Les prix de gros du gaz en Europe ont fortement grimpé. Selon la bourse ICE de Londres, les cours ont dépassé 700 $ pour 1 000 mètres cubes pour la première fois depuis le 23 janvier 2023. Ce mouvement reflète des chocs géopolitiques et d’infrastructure qui ont déclenché une forte volatilité sur le marché gazier de l’UE.
Les contrats à terme d’avril sur l’indice TTF (Pays-Bas, plus grand hub européen) ont ouvert la séance à 07h00 GMT à 586,7 $ pour 1 000 mètres cubes, en hausse de 8,8 % par rapport au prix de règlement de la séance précédente. À 08h11 GMT, ces contrats se négociaient à 649,8 $ (+20,5 %). Quelques minutes plus tôt, les offres avaient atteint 710,8 $ pour 1 000 mètres cubes (+31,8 %). Le prix de règlement de la séance précédente était de 539,2 $ pour 1 000 mètres cubes. Le seuil des 700 $ n’avait plus été dépassé depuis le 23 janvier 2023.
La forte hausse des prix a débuté lundi, lorsque les cours ont bondi jusqu’à 50 % en séance, pour atteindre 590 $ pour 1 000 mètres cubes. Des experts cités par RIA Novosti relient ce mouvement à un mélange de risques géopolitiques et de problèmes d’infrastructure d’approvisionnement.
QatarEnergy a indiqué lundi avoir interrompu la production de GNL dans toutes ses usines à la suite d’attaques de drones. Le Qatar est le troisième fournisseur de GNL de l’UE : selon les données d’Eurostat citées par RIA Novosti, le pays a représenté 8,4 % des importations de GNL de l’UE en 2025.
Les analystes avertissent que si le conflit autour du détroit d’Ormuz se prolonge, l’Europe pourrait être confrontée à un choc de prix comparable à celui du printemps 2022, lorsque les prix du gaz avaient atteint plusieurs milliers de dollars. À cette occasion, le gaz européen avait culminé à 3 892 $ pour 1 000 mètres cubes.

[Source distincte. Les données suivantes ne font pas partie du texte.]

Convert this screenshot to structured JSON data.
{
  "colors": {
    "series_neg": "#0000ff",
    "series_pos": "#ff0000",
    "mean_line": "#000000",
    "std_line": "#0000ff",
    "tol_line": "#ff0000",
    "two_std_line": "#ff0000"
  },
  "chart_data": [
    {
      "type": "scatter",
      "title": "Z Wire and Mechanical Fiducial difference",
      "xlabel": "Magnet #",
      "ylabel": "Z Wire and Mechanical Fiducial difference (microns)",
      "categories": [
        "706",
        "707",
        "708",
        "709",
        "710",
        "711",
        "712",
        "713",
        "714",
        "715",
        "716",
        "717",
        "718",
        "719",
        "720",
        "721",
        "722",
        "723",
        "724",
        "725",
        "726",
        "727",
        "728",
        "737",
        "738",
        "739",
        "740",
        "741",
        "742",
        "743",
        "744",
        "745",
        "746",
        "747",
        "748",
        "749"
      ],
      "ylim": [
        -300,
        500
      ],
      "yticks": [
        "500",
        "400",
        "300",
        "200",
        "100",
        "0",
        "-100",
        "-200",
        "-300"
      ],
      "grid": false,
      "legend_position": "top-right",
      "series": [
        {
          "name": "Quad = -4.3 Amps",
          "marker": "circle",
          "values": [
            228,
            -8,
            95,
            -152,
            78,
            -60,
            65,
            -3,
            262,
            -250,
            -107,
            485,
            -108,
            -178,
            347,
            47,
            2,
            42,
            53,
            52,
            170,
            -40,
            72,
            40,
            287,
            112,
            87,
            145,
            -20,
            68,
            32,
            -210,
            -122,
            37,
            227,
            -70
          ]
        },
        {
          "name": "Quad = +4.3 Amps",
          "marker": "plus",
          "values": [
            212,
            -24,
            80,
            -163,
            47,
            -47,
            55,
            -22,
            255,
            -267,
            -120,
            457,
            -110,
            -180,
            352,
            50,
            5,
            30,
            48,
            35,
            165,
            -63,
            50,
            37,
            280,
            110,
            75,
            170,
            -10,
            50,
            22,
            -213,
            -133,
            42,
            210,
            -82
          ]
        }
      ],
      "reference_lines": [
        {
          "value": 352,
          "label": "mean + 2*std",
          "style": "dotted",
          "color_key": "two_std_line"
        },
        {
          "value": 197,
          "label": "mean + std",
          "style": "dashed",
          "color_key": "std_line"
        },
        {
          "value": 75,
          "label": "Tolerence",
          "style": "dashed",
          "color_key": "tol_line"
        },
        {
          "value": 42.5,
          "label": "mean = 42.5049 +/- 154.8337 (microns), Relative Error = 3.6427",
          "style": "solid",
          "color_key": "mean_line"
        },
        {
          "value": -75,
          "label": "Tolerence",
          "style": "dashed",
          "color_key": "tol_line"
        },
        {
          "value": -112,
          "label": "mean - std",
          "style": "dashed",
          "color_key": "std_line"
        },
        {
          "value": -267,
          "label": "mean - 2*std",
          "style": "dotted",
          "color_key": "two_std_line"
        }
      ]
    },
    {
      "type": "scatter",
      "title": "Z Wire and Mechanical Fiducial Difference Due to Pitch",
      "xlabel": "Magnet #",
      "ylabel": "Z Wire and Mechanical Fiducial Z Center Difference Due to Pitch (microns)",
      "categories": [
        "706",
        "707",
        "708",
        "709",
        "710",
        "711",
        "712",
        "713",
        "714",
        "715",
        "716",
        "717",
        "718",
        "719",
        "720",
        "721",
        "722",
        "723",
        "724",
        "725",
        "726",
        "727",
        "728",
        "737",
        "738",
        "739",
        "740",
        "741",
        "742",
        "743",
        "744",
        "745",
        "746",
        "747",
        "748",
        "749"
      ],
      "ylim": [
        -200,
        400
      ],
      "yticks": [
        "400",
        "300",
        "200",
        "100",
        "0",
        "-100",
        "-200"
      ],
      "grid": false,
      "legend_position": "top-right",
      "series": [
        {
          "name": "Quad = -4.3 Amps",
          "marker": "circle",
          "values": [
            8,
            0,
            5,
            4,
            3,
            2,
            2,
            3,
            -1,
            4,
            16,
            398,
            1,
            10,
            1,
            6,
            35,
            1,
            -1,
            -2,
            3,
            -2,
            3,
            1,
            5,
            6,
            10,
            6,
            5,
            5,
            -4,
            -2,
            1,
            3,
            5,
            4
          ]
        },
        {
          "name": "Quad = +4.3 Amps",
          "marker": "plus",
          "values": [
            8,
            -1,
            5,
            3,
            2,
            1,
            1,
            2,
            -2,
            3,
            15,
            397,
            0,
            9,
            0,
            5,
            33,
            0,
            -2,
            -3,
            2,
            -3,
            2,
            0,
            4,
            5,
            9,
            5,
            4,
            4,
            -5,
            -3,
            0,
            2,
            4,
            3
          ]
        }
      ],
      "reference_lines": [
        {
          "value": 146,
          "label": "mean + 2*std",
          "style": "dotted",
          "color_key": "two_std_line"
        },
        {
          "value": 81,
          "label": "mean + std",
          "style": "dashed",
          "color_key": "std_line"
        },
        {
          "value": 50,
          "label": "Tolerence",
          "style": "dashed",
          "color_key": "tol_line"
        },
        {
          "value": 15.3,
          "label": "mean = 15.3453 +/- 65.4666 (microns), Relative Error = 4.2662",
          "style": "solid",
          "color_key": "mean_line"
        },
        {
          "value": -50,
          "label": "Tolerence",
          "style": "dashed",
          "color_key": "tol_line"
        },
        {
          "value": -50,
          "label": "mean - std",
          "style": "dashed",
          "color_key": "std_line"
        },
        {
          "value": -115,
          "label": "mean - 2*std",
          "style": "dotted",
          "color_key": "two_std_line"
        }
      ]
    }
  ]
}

Comment les traders peuvent s’y prendre
Négocier des futures TTF : des positions longues de court terme peuvent capter les pics de prix, mais des stop-loss stricts sont essentiels en raison de la forte volatilité. Options pour la gestion du risque et la spéculation : l’achat de calls ou l’utilisation de straddles/strangles peut être efficace avant des mouvements brusques ; la vente d’options permet d’encaisser des primes mais comporte un risque significatif. Spreads de calendrier : si le marché passe en contango ou en backwardation, les spreads de calendrier entre contrats proches et lointains permettent de trader la courbe avec un risque limité. Marchés connexes : surveiller le pétrole, l’électricité, le fret GNL ainsi que les actions de fournisseurs/transporteurs pour identifier d’autres idées de trade et couvertures. Trading sur actualités et suivi de l’information : garder un œil attentif sur les déclarations des producteurs (par exemple QatarEnergy) et sur l’évolution de la situation géopolitique autour d’Hormuz pour réagir rapidement aux changements de liquidité et de volatilité. Gestion du risque : diversifier, définir des limites de position, utiliser des options pour se protéger et effectuer des scénarios de stress — autant d’éléments cruciaux dans un contexte de forte incertitude.Ces approches n’éliminent pas le risque — la volatilité peut jouer en faveur ou en défaveur des traders. Il est indispensable de combiner ces idées de trade avec des règles strictes de gestion du capital et de suivre de près l’évolution de l’offre et des informations géopolitiques.